Segundo a professora Solange Ximenes (Iced), uma das integrantes do
grupo: “Entendemos que a qualidade da educação está vinculada à melhoria
da formação docente. Nesse sentido várias políticas têm sido pensadas
para a formação de professores objetivando melhor a qualidade dessa
educação, mas ainda é pouco”.
Entre os problemas enfrentados pelos
educadores do campo está a pouca escolarização dos professores. Em
Almeirim, por exemplo, 84% dos professores não possuem graduação. Em
Oriximiná, esse número é de 74,9. A situação é semelhante em todos os
municípios da região do Baixo Amazonas. “Nos últimos estudos que nós
temos realizado, percebemos que o professor desempenha um papel
fundamental na condução das estratégias educacionais. E se ele não
estiver bem informado, isso compromete o processo como um todo”.

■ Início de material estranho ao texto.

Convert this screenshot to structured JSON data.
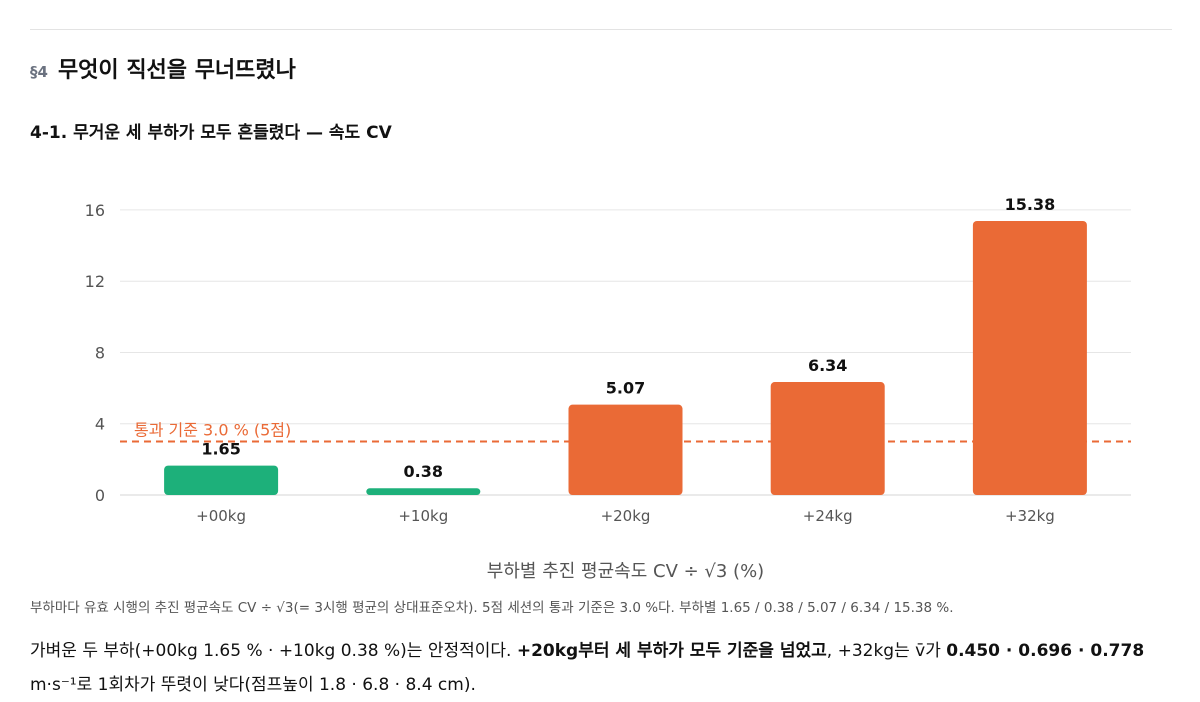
{
  "section": {
    "number": "§4",
    "title": "무엇이 직선을 무너뜨렸나"
  },
  "subsection": {
    "title": "4-1. 무거운 세 부하가 모두 흔들렸다 — 속도 CV"
  },
  "chart_data": {
    "type": "bar",
    "categories": [
      "+00kg",
      "+10kg",
      "+20kg",
      "+24kg",
      "+32kg"
    ],
    "values": [
      1.65,
      0.38,
      5.07,
      6.34,
      15.38
    ],
    "value_labels": [
      "1.65",
      "0.38",
      "5.07",
      "6.34",
      "15.38"
    ],
    "xlabel": "부하별 추진 평균속도 CV ÷ √3 (%)",
    "ylabel": "",
    "ylim": [
      0,
      17.5
    ],
    "yticks": [
      0,
      4,
      8,
      12,
      16
    ],
    "grid": true,
    "threshold": {
      "value": 3.0,
      "label": "통과 기준 3.0 % (5점)"
    },
    "colors": {
      "pass": "#1db07a",
      "fail": "#ea6a36",
      "threshold": "#ea6a36"
    }
  },
  "caption": "부하마다 유효 시행의 추진 평균속도 CV ÷ √3(= 3시행 평균의 상대표준오차). 5점 세션의 통과 기준은 3.0 %다. 부하별 1.65 / 0.38 / 5.07 / 6.34 / 15.38 %.",
  "paragraph": {
    "p1": "가벼운 두 부하(+00kg 1.65 % · +10kg 0.38 %)는 안정적이다. ",
    "p2": "+20kg부터 세 부하가 모두 기준을 넘었고",
    "p3": ", +32kg는 v̄가 ",
    "p4": "0.450 · 0.696 · 0.778",
    "p5": " m·s⁻¹로 1회차가 뚜렷이 낮다(점프높이 1.8 · 6.8 · 8.4 cm)."
  }
}
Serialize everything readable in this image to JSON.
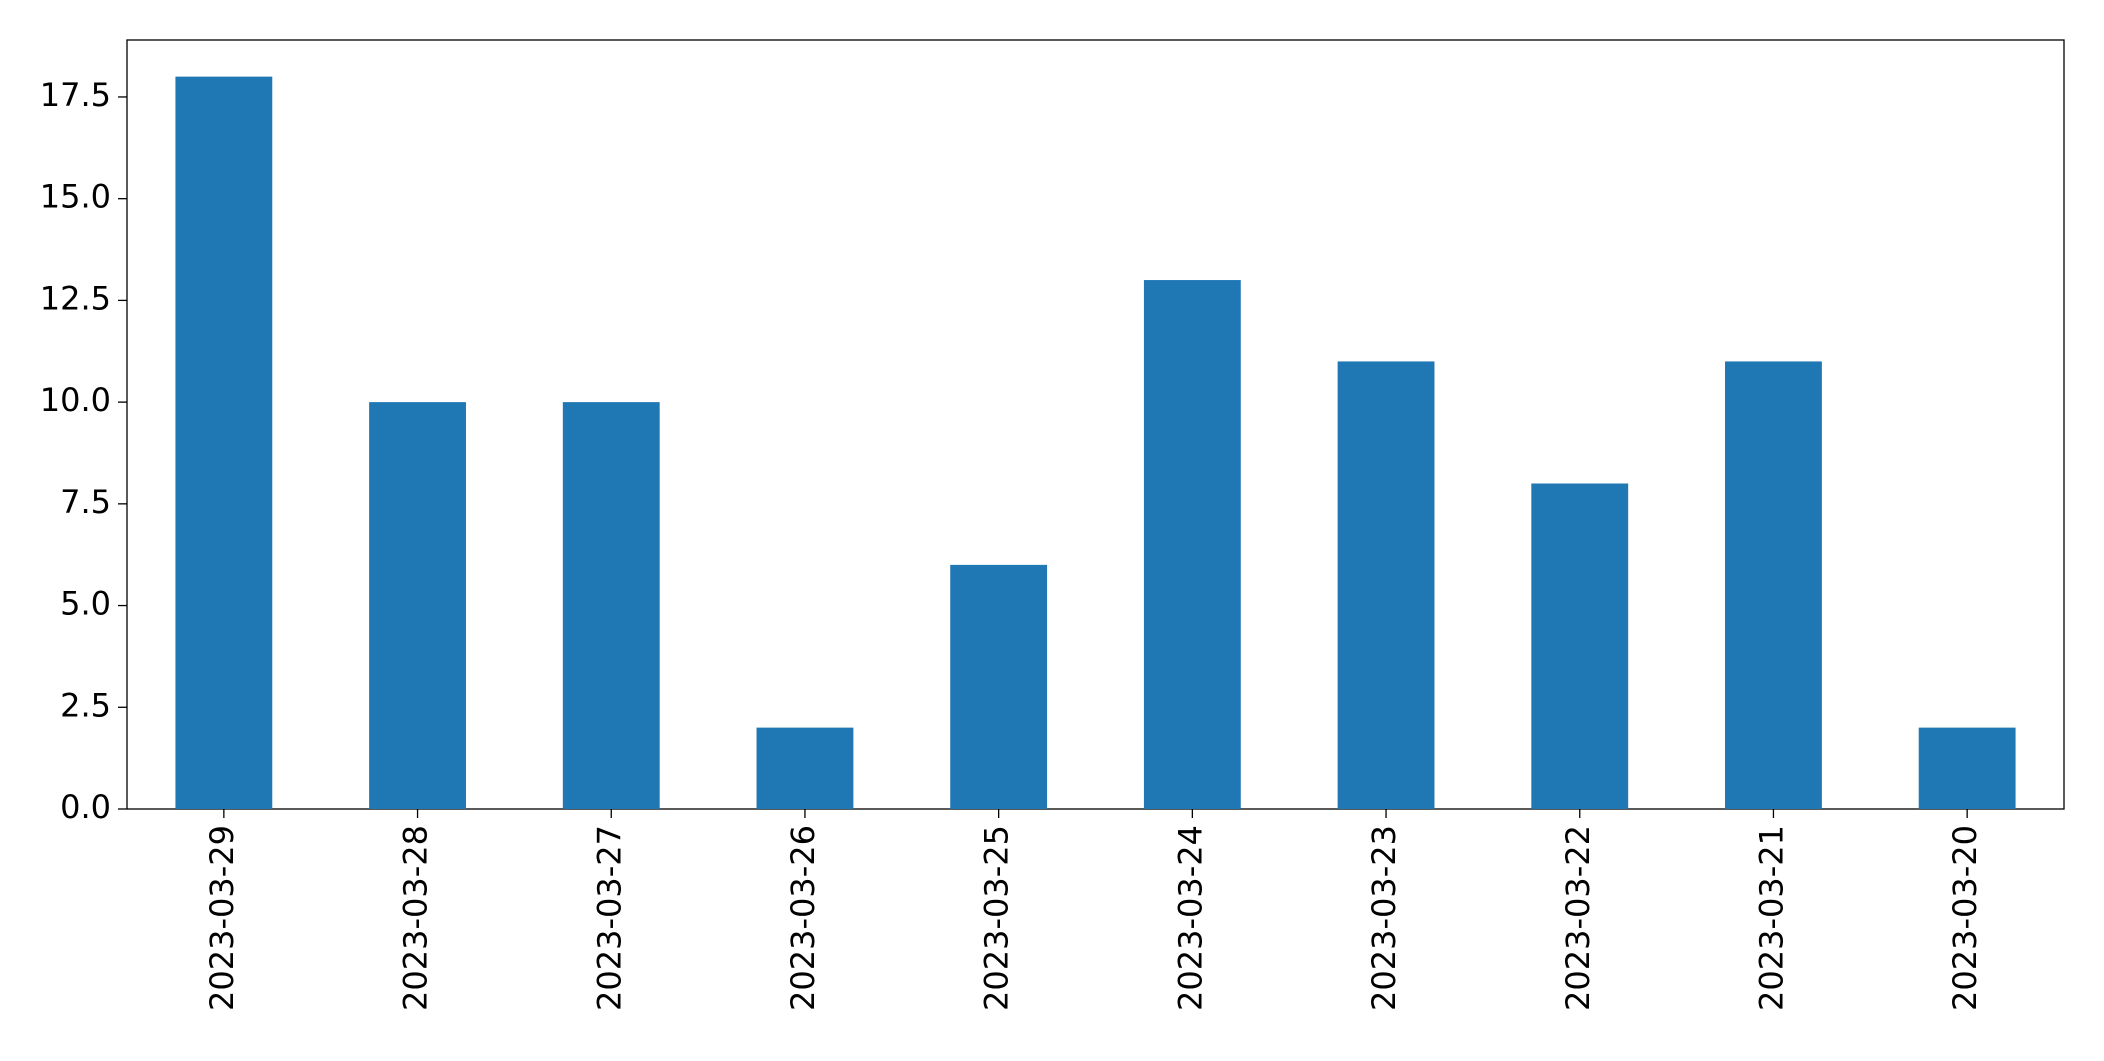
{
  "chart_data": {
    "type": "bar",
    "categories": [
      "2023-03-29",
      "2023-03-28",
      "2023-03-27",
      "2023-03-26",
      "2023-03-25",
      "2023-03-24",
      "2023-03-23",
      "2023-03-22",
      "2023-03-21",
      "2023-03-20"
    ],
    "values": [
      18,
      10,
      10,
      2,
      6,
      13,
      11,
      8,
      11,
      2
    ],
    "color": "#1f77b4",
    "ylim": [
      0,
      18.9
    ],
    "yticks": [
      {
        "value": 0,
        "label": "0.0"
      },
      2.5,
      {
        "value": 5,
        "label": "5.0"
      },
      7.5,
      {
        "value": 10,
        "label": "10.0"
      },
      12.5,
      {
        "value": 15,
        "label": "15.0"
      },
      17.5
    ],
    "grid": false
  }
}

“Outra questão percebida por nossos estudos é que muitas vezes a educação do campo tem um caráter urbanocêntrico, ou seja transfere-se para o campo o modelo aplicado nas cidades sem considerar as especificidades daquele contexto”.
A pesquisadora ressalta ainda que, na
formação dos professores, a realidade é a mesma. “No contexto de
observação da pesquisa, já presenciei aulas em condições muito
precárias. Não é só na infraestrutura."
A pesquisadora aponta a precarização do
trabalho do professor em escolas do campo como um dos principais
problemas a serem combatidos. “Em muitos casos, na escola há apenas um
professor e esse profissional é o responsável por todas as atividades.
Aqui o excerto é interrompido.